Moreover, working class people are not only likelier to catch Covid-19 but to die from it. This is because healthcare is unaffordable to so many. In the US, 26% of people went without necessary healthcare because it was too expensive, according to a recent Gallup poll. 18% of the poll’s respondents said someone in their family had foregone prescribed medication for the same reason. Given that underlying ill health increases the chances of dying from Covid-19, and given that the poorest in society tend to develop chronic health conditions much earlier in life (5-15 years earlier, according to the Annual Review of Sociology, 2009), class is therefore a major risk factor along with age. While on average it is people over 70 who are at much greater risk of dying from the coronavirus, for the poor the figure may be as low as 55.

As Marmot says: “The question we should ask is not, can we afford better health for the population of England, but what kind of society do we want?... Put simply, if health has stopped improving, then society has stopped improving.
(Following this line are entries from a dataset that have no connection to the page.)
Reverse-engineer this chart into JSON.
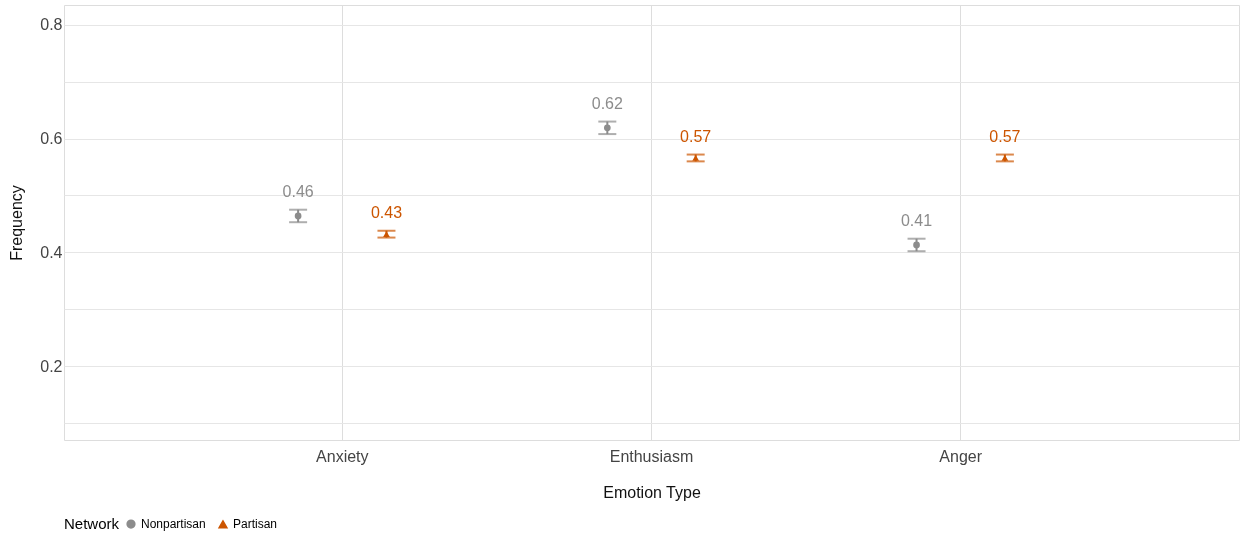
{
  "chart_data": {
    "type": "scatter",
    "xlabel": "Emotion Type",
    "ylabel": "Frequency",
    "legend_title": "Network",
    "legend": "bottom",
    "grid": true,
    "categories": [
      "Anxiety",
      "Enthusiasm",
      "Anger"
    ],
    "ylim": [
      0.07,
      0.835
    ],
    "yticks": [
      {
        "value": 0.1,
        "label": null
      },
      0.2,
      {
        "value": 0.3,
        "label": null
      },
      0.4,
      {
        "value": 0.5,
        "label": null
      },
      0.6,
      {
        "value": 0.7,
        "label": null
      },
      0.8
    ],
    "series": [
      {
        "name": "Nonpartisan",
        "color": "#8c8c8c",
        "marker": "circle",
        "values": [
          0.464,
          0.619,
          0.413
        ],
        "errors": [
          0.011,
          0.011,
          0.011
        ],
        "value_labels": [
          "0.46",
          "0.62",
          "0.41"
        ]
      },
      {
        "name": "Partisan",
        "color": "#cc5500",
        "marker": "triangle",
        "values": [
          0.432,
          0.566,
          0.566
        ],
        "errors": [
          0.006,
          0.006,
          0.006
        ],
        "value_labels": [
          "0.43",
          "0.57",
          "0.57"
        ]
      }
    ]
  }
}
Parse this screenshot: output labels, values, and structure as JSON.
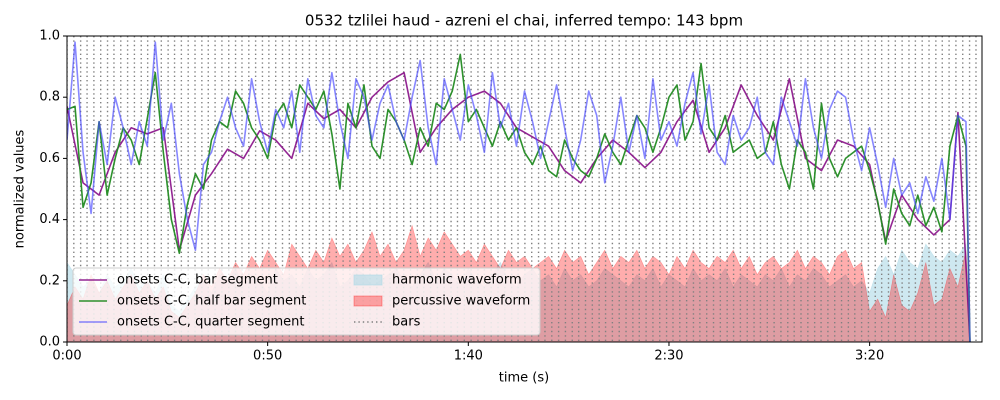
{
  "chart_data": {
    "type": "line",
    "title": "0532 tzlilei haud - azreni el chai, inferred tempo: 143 bpm",
    "xlabel": "time (s)",
    "ylabel": "normalized values",
    "xlim": [
      0,
      228
    ],
    "ylim": [
      0,
      1
    ],
    "xticks": [
      {
        "value": 0,
        "label": "0:00"
      },
      {
        "value": 50,
        "label": "0:50"
      },
      {
        "value": 100,
        "label": "1:40"
      },
      {
        "value": 150,
        "label": "2:30"
      },
      {
        "value": 200,
        "label": "3:20"
      }
    ],
    "yticks": [
      {
        "value": 0,
        "label": "0.0"
      },
      0.2,
      0.4,
      0.6,
      0.8,
      {
        "value": 1,
        "label": "1.0"
      }
    ],
    "legend": "lower left",
    "legend_columns": 2,
    "x": [
      0,
      2,
      4,
      6,
      8,
      10,
      12,
      14,
      16,
      18,
      20,
      22,
      24,
      26,
      28,
      30,
      32,
      34,
      36,
      38,
      40,
      42,
      44,
      46,
      48,
      50,
      52,
      54,
      56,
      58,
      60,
      62,
      64,
      66,
      68,
      70,
      72,
      74,
      76,
      78,
      80,
      82,
      84,
      86,
      88,
      90,
      92,
      94,
      96,
      98,
      100,
      102,
      104,
      106,
      108,
      110,
      112,
      114,
      116,
      118,
      120,
      122,
      124,
      126,
      128,
      130,
      132,
      134,
      136,
      138,
      140,
      142,
      144,
      146,
      148,
      150,
      152,
      154,
      156,
      158,
      160,
      162,
      164,
      166,
      168,
      170,
      172,
      174,
      176,
      178,
      180,
      182,
      184,
      186,
      188,
      190,
      192,
      194,
      196,
      198,
      200,
      202,
      204,
      206,
      208,
      210,
      212,
      214,
      216,
      218,
      220,
      222,
      224,
      225
    ],
    "series": [
      {
        "name": "onsets C-C, bar segment",
        "kind": "line",
        "color": "#800080",
        "alpha": 0.85,
        "x": [
          0,
          4,
          8,
          12,
          16,
          20,
          24,
          28,
          32,
          36,
          40,
          44,
          48,
          52,
          56,
          60,
          64,
          68,
          72,
          76,
          80,
          84,
          88,
          92,
          96,
          100,
          104,
          108,
          112,
          116,
          120,
          124,
          128,
          132,
          136,
          140,
          144,
          148,
          152,
          156,
          160,
          164,
          168,
          172,
          176,
          180,
          184,
          188,
          192,
          196,
          200,
          204,
          208,
          212,
          216,
          220,
          222,
          225
        ],
        "values": [
          0.77,
          0.52,
          0.48,
          0.62,
          0.7,
          0.68,
          0.7,
          0.3,
          0.48,
          0.55,
          0.63,
          0.6,
          0.69,
          0.66,
          0.6,
          0.78,
          0.73,
          0.76,
          0.7,
          0.8,
          0.85,
          0.88,
          0.62,
          0.7,
          0.76,
          0.8,
          0.82,
          0.78,
          0.7,
          0.67,
          0.64,
          0.56,
          0.52,
          0.6,
          0.66,
          0.62,
          0.57,
          0.62,
          0.72,
          0.79,
          0.62,
          0.7,
          0.84,
          0.74,
          0.66,
          0.86,
          0.6,
          0.56,
          0.66,
          0.64,
          0.58,
          0.33,
          0.48,
          0.4,
          0.35,
          0.4,
          0.75,
          0
        ]
      },
      {
        "name": "onsets C-C, half bar segment",
        "kind": "line",
        "color": "#228b22",
        "alpha": 0.95,
        "values": [
          0.76,
          0.77,
          0.44,
          0.52,
          0.72,
          0.48,
          0.6,
          0.7,
          0.66,
          0.58,
          0.73,
          0.88,
          0.62,
          0.4,
          0.29,
          0.45,
          0.55,
          0.5,
          0.66,
          0.72,
          0.7,
          0.82,
          0.78,
          0.7,
          0.66,
          0.6,
          0.74,
          0.78,
          0.7,
          0.84,
          0.8,
          0.76,
          0.82,
          0.68,
          0.5,
          0.78,
          0.7,
          0.84,
          0.64,
          0.6,
          0.76,
          0.72,
          0.66,
          0.58,
          0.7,
          0.64,
          0.78,
          0.76,
          0.82,
          0.94,
          0.72,
          0.76,
          0.7,
          0.64,
          0.72,
          0.66,
          0.7,
          0.62,
          0.58,
          0.64,
          0.56,
          0.54,
          0.66,
          0.6,
          0.56,
          0.54,
          0.6,
          0.68,
          0.62,
          0.58,
          0.66,
          0.74,
          0.7,
          0.62,
          0.7,
          0.8,
          0.84,
          0.66,
          0.72,
          0.91,
          0.7,
          0.66,
          0.74,
          0.62,
          0.64,
          0.66,
          0.6,
          0.62,
          0.72,
          0.58,
          0.5,
          0.66,
          0.62,
          0.5,
          0.78,
          0.6,
          0.54,
          0.6,
          0.62,
          0.64,
          0.56,
          0.46,
          0.32,
          0.5,
          0.42,
          0.38,
          0.48,
          0.38,
          0.44,
          0.36,
          0.64,
          0.74,
          0.64,
          0
        ]
      },
      {
        "name": "onsets C-C, quarter segment",
        "kind": "line",
        "color": "#4646ff",
        "alpha": 0.65,
        "values": [
          0.66,
          0.98,
          0.62,
          0.42,
          0.72,
          0.58,
          0.8,
          0.7,
          0.58,
          0.72,
          0.64,
          0.98,
          0.66,
          0.78,
          0.55,
          0.4,
          0.3,
          0.58,
          0.62,
          0.72,
          0.8,
          0.7,
          0.64,
          0.86,
          0.72,
          0.62,
          0.76,
          0.7,
          0.82,
          0.62,
          0.86,
          0.74,
          0.7,
          0.88,
          0.72,
          0.6,
          0.86,
          0.8,
          0.66,
          0.78,
          0.84,
          0.72,
          0.66,
          0.8,
          0.92,
          0.7,
          0.58,
          0.86,
          0.76,
          0.66,
          0.84,
          0.74,
          0.62,
          0.88,
          0.7,
          0.78,
          0.64,
          0.82,
          0.72,
          0.6,
          0.72,
          0.84,
          0.7,
          0.56,
          0.66,
          0.82,
          0.74,
          0.52,
          0.64,
          0.8,
          0.62,
          0.74,
          0.6,
          0.86,
          0.66,
          0.72,
          0.64,
          0.78,
          0.88,
          0.68,
          0.84,
          0.62,
          0.58,
          0.74,
          0.66,
          0.7,
          0.8,
          0.62,
          0.58,
          0.8,
          0.72,
          0.64,
          0.86,
          0.7,
          0.6,
          0.76,
          0.82,
          0.8,
          0.66,
          0.56,
          0.7,
          0.58,
          0.44,
          0.6,
          0.48,
          0.52,
          0.42,
          0.54,
          0.46,
          0.6,
          0.4,
          0.74,
          0.72,
          0
        ]
      },
      {
        "name": "harmonic waveform",
        "kind": "area",
        "color": "#add8e6",
        "alpha": 0.6,
        "values": [
          0.26,
          0.22,
          0.18,
          0.2,
          0.16,
          0.22,
          0.18,
          0.2,
          0.24,
          0.18,
          0.2,
          0.16,
          0.22,
          0.12,
          0.1,
          0.14,
          0.18,
          0.2,
          0.16,
          0.22,
          0.2,
          0.24,
          0.18,
          0.22,
          0.2,
          0.16,
          0.24,
          0.2,
          0.22,
          0.18,
          0.24,
          0.2,
          0.22,
          0.26,
          0.18,
          0.2,
          0.24,
          0.22,
          0.18,
          0.2,
          0.22,
          0.24,
          0.2,
          0.18,
          0.22,
          0.26,
          0.2,
          0.24,
          0.22,
          0.18,
          0.24,
          0.2,
          0.18,
          0.22,
          0.26,
          0.2,
          0.18,
          0.22,
          0.24,
          0.2,
          0.22,
          0.18,
          0.24,
          0.2,
          0.22,
          0.18,
          0.2,
          0.24,
          0.22,
          0.2,
          0.18,
          0.22,
          0.2,
          0.24,
          0.18,
          0.22,
          0.2,
          0.18,
          0.24,
          0.2,
          0.22,
          0.2,
          0.24,
          0.18,
          0.22,
          0.2,
          0.18,
          0.22,
          0.2,
          0.24,
          0.18,
          0.22,
          0.2,
          0.24,
          0.22,
          0.18,
          0.2,
          0.22,
          0.18,
          0.2,
          0.16,
          0.24,
          0.28,
          0.22,
          0.3,
          0.26,
          0.24,
          0.32,
          0.28,
          0.26,
          0.3,
          0.28,
          0.32,
          0
        ]
      },
      {
        "name": "percussive waveform",
        "kind": "area",
        "color": "#ff0000",
        "alpha": 0.32,
        "values": [
          0.12,
          0.18,
          0.14,
          0.22,
          0.16,
          0.2,
          0.14,
          0.18,
          0.22,
          0.16,
          0.2,
          0.14,
          0.18,
          0.1,
          0.08,
          0.12,
          0.16,
          0.22,
          0.18,
          0.24,
          0.2,
          0.26,
          0.22,
          0.28,
          0.24,
          0.3,
          0.26,
          0.22,
          0.32,
          0.28,
          0.24,
          0.3,
          0.26,
          0.34,
          0.28,
          0.32,
          0.26,
          0.3,
          0.36,
          0.28,
          0.32,
          0.26,
          0.3,
          0.38,
          0.28,
          0.34,
          0.3,
          0.36,
          0.32,
          0.28,
          0.3,
          0.26,
          0.32,
          0.28,
          0.24,
          0.3,
          0.26,
          0.28,
          0.24,
          0.26,
          0.28,
          0.24,
          0.3,
          0.26,
          0.28,
          0.22,
          0.26,
          0.3,
          0.24,
          0.28,
          0.26,
          0.3,
          0.24,
          0.28,
          0.26,
          0.22,
          0.28,
          0.24,
          0.3,
          0.26,
          0.24,
          0.28,
          0.26,
          0.3,
          0.24,
          0.28,
          0.22,
          0.26,
          0.28,
          0.24,
          0.26,
          0.3,
          0.24,
          0.28,
          0.26,
          0.22,
          0.28,
          0.3,
          0.24,
          0.26,
          0.1,
          0.14,
          0.08,
          0.22,
          0.12,
          0.1,
          0.16,
          0.26,
          0.12,
          0.14,
          0.24,
          0.18,
          0.3,
          0
        ]
      },
      {
        "name": "bars",
        "kind": "vlines",
        "color": "#808080",
        "x": [
          0,
          1.7,
          3.4,
          5.0,
          6.7,
          8.4,
          10.1,
          11.7,
          13.4,
          15.1,
          16.8,
          18.5,
          20.1,
          21.8,
          23.5,
          25.2,
          26.8,
          28.5,
          30.2,
          31.9,
          33.6,
          35.2,
          36.9,
          38.6,
          40.3,
          42.0,
          43.6,
          45.3,
          47.0,
          48.7,
          50.3,
          52.0,
          53.7,
          55.4,
          57.1,
          58.7,
          60.4,
          62.1,
          63.8,
          65.4,
          67.1,
          68.8,
          70.5,
          72.2,
          73.8,
          75.5,
          77.2,
          78.9,
          80.5,
          82.2,
          83.9,
          85.6,
          87.3,
          88.9,
          90.6,
          92.3,
          94.0,
          95.7,
          97.3,
          99.0,
          100.7,
          102.4,
          104.0,
          105.7,
          107.4,
          109.1,
          110.8,
          112.4,
          114.1,
          115.8,
          117.5,
          119.1,
          120.8,
          122.5,
          124.2,
          125.9,
          127.5,
          129.2,
          130.9,
          132.6,
          134.2,
          135.9,
          137.6,
          139.3,
          141.0,
          142.6,
          144.3,
          146.0,
          147.7,
          149.4,
          151.0,
          152.7,
          154.4,
          156.1,
          157.7,
          159.4,
          161.1,
          162.8,
          164.5,
          166.1,
          167.8,
          169.5,
          171.2,
          172.8,
          174.5,
          176.2,
          177.9,
          179.6,
          181.2,
          182.9,
          184.6,
          186.3,
          187.9,
          189.6,
          191.3,
          193.0,
          194.7,
          196.3,
          198.0,
          199.7,
          201.4,
          203.0,
          204.7,
          206.4,
          208.1,
          209.8,
          211.4,
          213.1,
          214.8,
          216.5,
          218.1,
          219.8,
          221.5,
          223.2,
          224.9,
          226.5
        ]
      }
    ]
  }
}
The health of the population is not just a matter of how well the health service is funded and functions, important as that is, but also the conditions in which people are born, grow, live, work, and age, and inequities in power, money, and resources. Taken together, these are the social determinants of health.”

Dr Lucy Haim and Martin McKee (Guardian, 24 June 2019) underline Marmot’s point: "Life expectancy, mortality rates and infant mortality are the most important statistics a nation can produce about its health – and the UK’s are not only stalling but worsening, falling behind international trends.” And as the award-winning progressive journalist Jonathan Cook points out on his blog: “There is nothing unique about the coronavirus crisis. It is simply a heightened version of the less visible crisis we are now permanently mired in.”